L'impact économique des transferts de fonds des migrants en Tunisie

Le président tunisien Kais Saied - AFP/ FETHI BELAID
Dans un contexte de crise économique et de déclin du tourisme, les envois de fonds des migrants s'affirment comme une source essentielle de devises et de soutien à la région

Les autorités tunisiennes comptent sur la croissance continue des envois de fonds des migrants, qui ont dépassé le secteur du tourisme en importance économique ces dernières années. En 2023, les envois de fonds des Tunisiens atteindront 2,7 milliards de dollars, selon la Banque mondiale et l'Organisation internationale pour les migrations (OIM). Ces envois de fonds sont une source vitale de devises et permettent aux familles de maintenir leur pouvoir d'achat malgré l'inflation, qui est passée de plus de 9 % à 7,2 % depuis l'année dernière.

Le logo du Fonds monétaire international est visible à l'intérieur du siège à la fin des réunions annuelles du FMI et de la Banque mondiale à Washington - REUTERS/YURI GRIPAS

Les experts pressent le gouvernement d'accélérer les réformes et d'impliquer davantage les expatriés dans le développement économique, compte tenu de la nécessité d'attirer les investissements pour consolider l'économie du pays. Selon la Banque centrale de Tunisie, les transferts de fonds en devises des expatriés ont augmenté de 3,5 % en 2024, totalisant 3,1 milliards de dinars (1 milliard de dollars) au 10 juin, contre 3 milliards de dinars (983 millions de dollars) à la même période l'année dernière. Ces transferts, ainsi que les revenus du tourisme, contribuent à maintenir les réserves de change du pays, qui s'élèvent à 24,36 milliards de dinars (7,85 milliards de dollars), soit l'équivalent de 112 jours d'importations de marchandises.

Comme le rapporte Al Arab, la communauté tunisienne à l'étranger, estimée à plus de 1,8 million de personnes, représente 15 % de la population totale de la Tunisie, la majorité résidant en Europe. Dans un récent rapport sur les migrations et le développement, la Banque mondiale note que la Tunisie est l'un des principaux bénéficiaires des envois de fonds au Moyen-Orient et en Afrique du Nord, se classant au sixième rang en 2023. Les envois de fonds ont aidé l'économie tunisienne à surmonter plusieurs crises, notamment la pandémie de COVID-19 et les mesures exceptionnelles prises par le président Kais Saied en juillet 2021.

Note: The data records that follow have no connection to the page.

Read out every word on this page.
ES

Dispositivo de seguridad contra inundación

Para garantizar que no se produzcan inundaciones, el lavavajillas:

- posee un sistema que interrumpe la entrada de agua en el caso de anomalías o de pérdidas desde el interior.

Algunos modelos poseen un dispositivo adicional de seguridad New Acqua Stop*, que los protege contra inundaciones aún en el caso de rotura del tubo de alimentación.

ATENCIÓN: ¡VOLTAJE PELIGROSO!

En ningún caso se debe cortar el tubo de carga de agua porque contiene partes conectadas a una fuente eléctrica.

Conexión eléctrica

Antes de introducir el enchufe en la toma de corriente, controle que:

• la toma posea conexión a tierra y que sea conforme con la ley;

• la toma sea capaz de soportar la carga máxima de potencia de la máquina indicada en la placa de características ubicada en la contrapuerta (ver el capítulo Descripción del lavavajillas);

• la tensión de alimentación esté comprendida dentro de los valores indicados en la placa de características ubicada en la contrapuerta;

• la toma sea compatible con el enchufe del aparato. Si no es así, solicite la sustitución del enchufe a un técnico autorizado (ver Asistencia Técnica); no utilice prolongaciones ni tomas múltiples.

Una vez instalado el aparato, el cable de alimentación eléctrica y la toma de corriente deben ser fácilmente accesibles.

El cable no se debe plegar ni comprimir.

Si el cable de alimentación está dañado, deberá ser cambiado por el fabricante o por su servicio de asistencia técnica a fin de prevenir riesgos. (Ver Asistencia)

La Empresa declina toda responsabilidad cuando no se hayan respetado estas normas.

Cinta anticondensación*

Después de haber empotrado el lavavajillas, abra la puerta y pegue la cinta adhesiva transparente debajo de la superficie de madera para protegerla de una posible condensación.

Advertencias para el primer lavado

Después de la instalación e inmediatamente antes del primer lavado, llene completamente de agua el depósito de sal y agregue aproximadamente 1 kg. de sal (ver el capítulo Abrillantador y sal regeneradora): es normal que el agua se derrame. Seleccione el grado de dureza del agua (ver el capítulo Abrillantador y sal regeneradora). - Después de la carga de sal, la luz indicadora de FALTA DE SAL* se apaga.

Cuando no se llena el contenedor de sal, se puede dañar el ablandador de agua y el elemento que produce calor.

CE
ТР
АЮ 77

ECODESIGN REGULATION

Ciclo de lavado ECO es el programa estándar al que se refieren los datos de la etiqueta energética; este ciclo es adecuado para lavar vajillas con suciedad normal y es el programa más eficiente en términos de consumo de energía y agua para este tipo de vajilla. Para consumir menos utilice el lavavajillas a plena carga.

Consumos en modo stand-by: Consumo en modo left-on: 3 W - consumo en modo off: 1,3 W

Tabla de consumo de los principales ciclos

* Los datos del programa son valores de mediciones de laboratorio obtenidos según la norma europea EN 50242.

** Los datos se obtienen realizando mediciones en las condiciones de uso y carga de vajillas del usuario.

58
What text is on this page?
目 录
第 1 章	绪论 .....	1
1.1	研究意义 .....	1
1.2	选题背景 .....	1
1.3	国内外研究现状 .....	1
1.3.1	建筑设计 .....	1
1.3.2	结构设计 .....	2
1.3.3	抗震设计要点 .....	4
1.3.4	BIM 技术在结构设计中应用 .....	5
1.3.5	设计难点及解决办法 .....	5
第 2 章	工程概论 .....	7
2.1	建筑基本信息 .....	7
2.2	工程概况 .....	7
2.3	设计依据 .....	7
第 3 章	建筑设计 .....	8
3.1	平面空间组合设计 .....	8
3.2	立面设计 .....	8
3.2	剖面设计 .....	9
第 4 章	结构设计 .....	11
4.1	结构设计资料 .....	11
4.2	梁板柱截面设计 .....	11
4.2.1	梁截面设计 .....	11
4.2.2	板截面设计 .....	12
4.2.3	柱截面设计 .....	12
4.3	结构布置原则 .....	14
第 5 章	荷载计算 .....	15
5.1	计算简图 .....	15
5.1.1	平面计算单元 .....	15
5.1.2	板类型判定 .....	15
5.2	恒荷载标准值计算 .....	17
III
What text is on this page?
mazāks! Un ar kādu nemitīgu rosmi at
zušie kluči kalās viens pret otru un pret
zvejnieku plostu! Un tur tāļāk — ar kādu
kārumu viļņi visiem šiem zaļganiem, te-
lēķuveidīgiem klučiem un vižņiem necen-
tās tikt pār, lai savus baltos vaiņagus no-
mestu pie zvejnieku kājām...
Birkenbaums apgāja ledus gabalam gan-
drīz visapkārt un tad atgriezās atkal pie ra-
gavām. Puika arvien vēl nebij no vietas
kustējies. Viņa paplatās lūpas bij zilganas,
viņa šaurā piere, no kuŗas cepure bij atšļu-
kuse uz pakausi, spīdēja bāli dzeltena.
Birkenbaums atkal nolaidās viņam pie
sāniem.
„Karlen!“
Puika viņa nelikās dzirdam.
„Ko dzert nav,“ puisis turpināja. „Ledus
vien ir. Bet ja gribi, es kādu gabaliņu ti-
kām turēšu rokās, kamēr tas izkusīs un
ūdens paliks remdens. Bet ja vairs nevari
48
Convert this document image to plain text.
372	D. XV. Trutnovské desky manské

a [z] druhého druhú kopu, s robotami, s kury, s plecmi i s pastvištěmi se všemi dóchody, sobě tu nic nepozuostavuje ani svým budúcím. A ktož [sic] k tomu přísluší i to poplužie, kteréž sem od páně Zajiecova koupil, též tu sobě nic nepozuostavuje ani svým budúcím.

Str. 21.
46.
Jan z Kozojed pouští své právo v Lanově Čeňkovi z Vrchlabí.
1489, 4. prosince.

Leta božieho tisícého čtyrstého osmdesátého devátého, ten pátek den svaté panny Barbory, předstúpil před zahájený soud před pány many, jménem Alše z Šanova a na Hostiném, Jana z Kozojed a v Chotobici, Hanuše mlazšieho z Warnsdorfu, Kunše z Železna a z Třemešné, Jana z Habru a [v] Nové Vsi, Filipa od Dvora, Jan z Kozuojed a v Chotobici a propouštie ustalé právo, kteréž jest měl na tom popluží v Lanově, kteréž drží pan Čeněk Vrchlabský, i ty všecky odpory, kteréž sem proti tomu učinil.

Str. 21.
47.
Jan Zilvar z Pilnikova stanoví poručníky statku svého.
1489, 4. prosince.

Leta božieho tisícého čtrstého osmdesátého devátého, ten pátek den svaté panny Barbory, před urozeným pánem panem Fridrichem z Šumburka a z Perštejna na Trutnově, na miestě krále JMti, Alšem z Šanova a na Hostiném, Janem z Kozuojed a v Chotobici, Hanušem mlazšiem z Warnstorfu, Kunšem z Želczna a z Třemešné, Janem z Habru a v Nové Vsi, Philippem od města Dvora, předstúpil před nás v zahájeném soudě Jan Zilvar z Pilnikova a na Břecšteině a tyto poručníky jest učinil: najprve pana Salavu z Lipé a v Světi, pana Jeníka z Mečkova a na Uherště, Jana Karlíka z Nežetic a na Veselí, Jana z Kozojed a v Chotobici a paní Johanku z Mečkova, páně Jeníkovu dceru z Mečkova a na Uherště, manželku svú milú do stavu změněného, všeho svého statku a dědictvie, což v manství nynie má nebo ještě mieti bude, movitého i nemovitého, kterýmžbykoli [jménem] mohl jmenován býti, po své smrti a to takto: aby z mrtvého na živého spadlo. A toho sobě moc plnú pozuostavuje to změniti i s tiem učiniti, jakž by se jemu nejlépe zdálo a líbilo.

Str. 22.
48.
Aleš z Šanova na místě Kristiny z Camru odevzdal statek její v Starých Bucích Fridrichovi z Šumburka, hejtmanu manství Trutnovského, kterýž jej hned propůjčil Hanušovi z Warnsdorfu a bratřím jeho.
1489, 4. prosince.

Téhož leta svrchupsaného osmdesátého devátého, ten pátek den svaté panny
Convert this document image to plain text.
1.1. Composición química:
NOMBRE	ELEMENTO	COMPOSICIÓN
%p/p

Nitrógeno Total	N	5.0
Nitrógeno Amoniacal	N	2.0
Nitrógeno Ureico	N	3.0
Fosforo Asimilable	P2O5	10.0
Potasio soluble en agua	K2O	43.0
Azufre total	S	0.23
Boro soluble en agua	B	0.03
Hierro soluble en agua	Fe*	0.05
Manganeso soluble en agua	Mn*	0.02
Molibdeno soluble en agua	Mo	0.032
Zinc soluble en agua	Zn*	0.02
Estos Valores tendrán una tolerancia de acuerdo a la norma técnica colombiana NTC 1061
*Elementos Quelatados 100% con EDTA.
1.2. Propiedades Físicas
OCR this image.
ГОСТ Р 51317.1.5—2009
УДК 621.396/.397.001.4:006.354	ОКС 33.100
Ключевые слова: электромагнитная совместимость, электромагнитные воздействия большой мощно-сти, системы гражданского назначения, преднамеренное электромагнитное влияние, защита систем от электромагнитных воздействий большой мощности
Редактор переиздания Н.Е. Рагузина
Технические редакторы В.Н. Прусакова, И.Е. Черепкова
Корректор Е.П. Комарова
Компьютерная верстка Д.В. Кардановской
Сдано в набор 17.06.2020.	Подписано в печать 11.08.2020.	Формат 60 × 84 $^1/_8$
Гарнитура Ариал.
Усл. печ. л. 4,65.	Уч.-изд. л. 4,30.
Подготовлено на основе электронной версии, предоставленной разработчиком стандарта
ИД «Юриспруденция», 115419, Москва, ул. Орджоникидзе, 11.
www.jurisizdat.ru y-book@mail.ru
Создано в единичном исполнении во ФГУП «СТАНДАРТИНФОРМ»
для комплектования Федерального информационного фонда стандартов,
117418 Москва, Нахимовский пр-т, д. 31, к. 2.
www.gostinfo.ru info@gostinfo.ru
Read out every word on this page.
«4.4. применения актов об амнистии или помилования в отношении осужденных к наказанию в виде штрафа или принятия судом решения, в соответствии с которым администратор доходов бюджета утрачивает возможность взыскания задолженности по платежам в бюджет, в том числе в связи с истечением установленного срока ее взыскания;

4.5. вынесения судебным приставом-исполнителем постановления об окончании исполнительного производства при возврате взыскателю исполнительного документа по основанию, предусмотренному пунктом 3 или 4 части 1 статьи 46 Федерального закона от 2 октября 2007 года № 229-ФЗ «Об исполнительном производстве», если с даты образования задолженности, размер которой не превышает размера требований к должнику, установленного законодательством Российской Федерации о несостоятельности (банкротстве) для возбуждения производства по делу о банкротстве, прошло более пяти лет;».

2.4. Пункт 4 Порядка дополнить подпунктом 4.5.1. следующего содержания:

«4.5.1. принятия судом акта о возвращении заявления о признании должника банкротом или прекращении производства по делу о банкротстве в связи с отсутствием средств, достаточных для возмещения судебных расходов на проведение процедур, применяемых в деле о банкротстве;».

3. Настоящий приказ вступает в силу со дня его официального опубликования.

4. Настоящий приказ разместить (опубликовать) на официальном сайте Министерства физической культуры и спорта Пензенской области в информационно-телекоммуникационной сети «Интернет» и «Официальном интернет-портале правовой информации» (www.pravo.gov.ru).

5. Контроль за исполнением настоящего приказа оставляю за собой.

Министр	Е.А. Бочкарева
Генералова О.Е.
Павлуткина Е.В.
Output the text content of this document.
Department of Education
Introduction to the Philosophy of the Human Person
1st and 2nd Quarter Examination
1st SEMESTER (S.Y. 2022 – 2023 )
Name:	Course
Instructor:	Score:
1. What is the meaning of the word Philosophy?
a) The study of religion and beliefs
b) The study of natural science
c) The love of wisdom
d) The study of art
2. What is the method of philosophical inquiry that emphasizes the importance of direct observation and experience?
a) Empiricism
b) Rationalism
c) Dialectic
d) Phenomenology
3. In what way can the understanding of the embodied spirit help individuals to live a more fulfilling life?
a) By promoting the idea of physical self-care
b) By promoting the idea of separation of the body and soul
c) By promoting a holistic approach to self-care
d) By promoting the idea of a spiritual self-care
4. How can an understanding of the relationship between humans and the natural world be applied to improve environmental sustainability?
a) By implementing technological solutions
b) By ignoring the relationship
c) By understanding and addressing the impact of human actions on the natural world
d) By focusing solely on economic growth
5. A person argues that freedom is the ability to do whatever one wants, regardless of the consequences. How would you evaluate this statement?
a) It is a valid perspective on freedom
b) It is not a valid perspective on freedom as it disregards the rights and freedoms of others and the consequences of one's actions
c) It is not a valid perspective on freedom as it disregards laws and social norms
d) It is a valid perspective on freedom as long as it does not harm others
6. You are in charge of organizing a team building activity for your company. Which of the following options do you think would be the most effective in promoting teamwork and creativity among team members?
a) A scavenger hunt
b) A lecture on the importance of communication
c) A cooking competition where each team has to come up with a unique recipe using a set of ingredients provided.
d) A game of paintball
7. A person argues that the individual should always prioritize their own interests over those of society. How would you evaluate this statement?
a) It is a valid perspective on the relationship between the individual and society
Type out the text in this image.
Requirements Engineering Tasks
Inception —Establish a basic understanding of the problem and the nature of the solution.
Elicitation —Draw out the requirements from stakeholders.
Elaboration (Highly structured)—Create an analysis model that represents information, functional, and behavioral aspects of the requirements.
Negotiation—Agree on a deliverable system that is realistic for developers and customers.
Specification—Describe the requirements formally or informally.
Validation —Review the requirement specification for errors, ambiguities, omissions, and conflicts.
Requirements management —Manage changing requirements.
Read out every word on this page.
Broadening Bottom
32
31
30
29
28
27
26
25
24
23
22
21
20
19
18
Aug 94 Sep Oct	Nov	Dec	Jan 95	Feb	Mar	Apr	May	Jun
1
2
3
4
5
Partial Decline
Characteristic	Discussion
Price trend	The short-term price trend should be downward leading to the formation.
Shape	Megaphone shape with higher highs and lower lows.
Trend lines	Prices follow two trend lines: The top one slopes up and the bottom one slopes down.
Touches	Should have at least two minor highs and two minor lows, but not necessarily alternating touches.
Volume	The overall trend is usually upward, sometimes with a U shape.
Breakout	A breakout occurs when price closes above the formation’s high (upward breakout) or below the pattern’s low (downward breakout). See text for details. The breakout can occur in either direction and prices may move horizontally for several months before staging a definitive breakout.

Le directeur régional de l'Organisation internationale pour les migrations (OIM) pour le Moyen-Orient et l'Afrique du Nord, Othman Belbeisi, lors du Forum arabe visant à lutter contre le trafic de migrants et à promouvoir des voies de migration sûres et régulières à Tunis, le 21 mai 2024 - AFP/ FETHI BELAID

L'expert économique Bassam Al-Nifer a souligné l'importance des transferts de fonds dans la relance de l'économie et l'apport de ressources monétaires, notamment face à la difficulté d'obtenir des financements budgétaires de la part d'institutions internationales telles que le Fonds monétaire international (FMI). Al-Nifer a souligné que les transferts de fonds comprennent à la fois les transferts en espèces et en nature, les transferts en nature atteignant 1,161 milliard de dinars (374,5 millions de dollars) en 2023.

La fréquence quotidienne et continue des transferts est également significative : en 2023, 25,3 millions de dinars (8,4 millions de dollars) ont été enregistrés quotidiennement durant les 251 jours ouvrables pour les banques. Ces transferts, convertis en dinars à l'arrivée, ne sont pas retirés du pays et sont principalement utilisés pour la consommation, bénéficiant à la fois à l'Etat et aux familles.

Un homme montre des billets de dinars tunisiens après avoir retiré de l'argent à un distributeur automatique en Tunisie - REUTERS/JIHED ABIDELLAOUI

Mohsen Hassan, ancien ministre du Commerce et professeur d'économie à l'Université de Tunis, reconnaît que les transferts de fonds augmentent le pouvoir d'achat et contribuent au service de la dette extérieure, qui a considérablement augmenté en 2024. Hassan a expliqué que l'environnement d'investissement en Tunisie comporte des obstacles qui découragent les expatriés d'investir dans leur pays, même si l'on espère que les futures réformes de la législation sur les changes encourageront davantage d'investissements.

En fin de compte, les transferts de fonds des Tunisiens à l'étranger sont essentiels pour l'économie du pays, car ils fournissent des devises et soutiennent les familles, bien qu'il y ait des défis importants à relever pour canaliser ces transferts vers des investissements productifs qui stimuleront le développement économique à long terme.